Obesity is a severe public health challenge globally and a significant determinant of disability and death. According to WHO, overweight and obesity have reached epidemic proportions in the European region, affecting almost 60% of adults and one in three school-aged children. Obesity substantially reduces health and well-being and, consequently, accounts for considerable costs that place a strain on national healthcare systems, economic productivity, and social resources. Besides, people with obesity often suffer from weight stigma that damages mental health and causes discrimination. Accordingly, addressing obesity is a priority for achieving the Sustainable Development Goals. In this sense, several policy frameworks and action plans to halt the rise in obesity have been set out; however, there have been consistent increases in the prevalence of overweight and obesity in the European Region, and no Member State is on track to reach the target of halting the rise in obesity by 2025. There is thus an urgent need to better understand the interplay between environmental obesity drivers (e.g. unhealthy diets) and individual response to such drivers (e.g. the response mediated by gut microbiota), to develop more effective interventions to combat obesity at population and individual levels.
To overcome the pandemic worldwide evolution of obesity and cardiometabolic diseases, research has increasingly focused its attention on interventions targeting the gut microbiota. These strategies arise from the increasing evidence demonstrating that alterations in the microbiota influence adiposity, insulin resistance, and other hallmarks of obesity and metabolic syndrome. Nonetheless, the key bacteria relevant for obesity and the precise mechanisms by which they contribute to define metabolic phenotypes are unknown. Growing evidence points to the intestinal immune system as an important contributor to systemic inflammation associated with obesity.
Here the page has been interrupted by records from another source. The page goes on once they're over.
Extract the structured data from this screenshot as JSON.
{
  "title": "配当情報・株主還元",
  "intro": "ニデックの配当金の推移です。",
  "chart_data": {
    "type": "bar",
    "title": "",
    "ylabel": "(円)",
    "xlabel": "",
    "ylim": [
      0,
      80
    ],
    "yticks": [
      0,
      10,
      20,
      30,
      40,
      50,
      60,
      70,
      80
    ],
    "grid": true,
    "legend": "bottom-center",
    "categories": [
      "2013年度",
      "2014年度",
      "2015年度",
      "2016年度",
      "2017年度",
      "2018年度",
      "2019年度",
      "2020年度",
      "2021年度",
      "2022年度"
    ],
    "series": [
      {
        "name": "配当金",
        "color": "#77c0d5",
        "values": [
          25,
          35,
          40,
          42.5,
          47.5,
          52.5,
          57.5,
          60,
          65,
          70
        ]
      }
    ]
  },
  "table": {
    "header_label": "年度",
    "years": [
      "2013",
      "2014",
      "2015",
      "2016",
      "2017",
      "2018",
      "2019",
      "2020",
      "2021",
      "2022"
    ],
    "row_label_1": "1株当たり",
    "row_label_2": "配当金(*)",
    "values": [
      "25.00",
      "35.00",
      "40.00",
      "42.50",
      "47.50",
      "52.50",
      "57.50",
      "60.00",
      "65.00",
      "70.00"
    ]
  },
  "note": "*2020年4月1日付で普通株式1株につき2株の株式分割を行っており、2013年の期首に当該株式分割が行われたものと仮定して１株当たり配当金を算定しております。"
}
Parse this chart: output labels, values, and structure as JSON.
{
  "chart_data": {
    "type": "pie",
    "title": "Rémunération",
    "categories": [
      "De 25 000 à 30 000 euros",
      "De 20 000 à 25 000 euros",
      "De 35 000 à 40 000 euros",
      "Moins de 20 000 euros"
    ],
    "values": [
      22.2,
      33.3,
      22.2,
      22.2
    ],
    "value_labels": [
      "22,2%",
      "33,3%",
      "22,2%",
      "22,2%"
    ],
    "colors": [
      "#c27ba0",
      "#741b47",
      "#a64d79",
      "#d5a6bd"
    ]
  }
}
The intestine is the largest immune organ of the body, and is inhabited by trillions of bacteria that, in turn, influence immune function. It is also the first to be exposed to the effects of dietary patterns, which can modulate the gut microbiota. Thus, the gut microbiota could be essential to moderate or aggravate the response of the intestinal immune system to diet, influencing metabolic homeostasis at both intestinal and peripheral levels.
The aim of the EU-funded MicroILCs project was to identify the key determinants of the gut ecosystem for the immune responses of the innate lymphoid cells (ILCs) in particular. Specifically, we have assessed the role of the microbiota in regulating ILCs as a possible driver of gut microbiota-mediated effects on obesity and metabolic dysfunction and, thereby, identified effective microbiota-based interventions to combat obesity.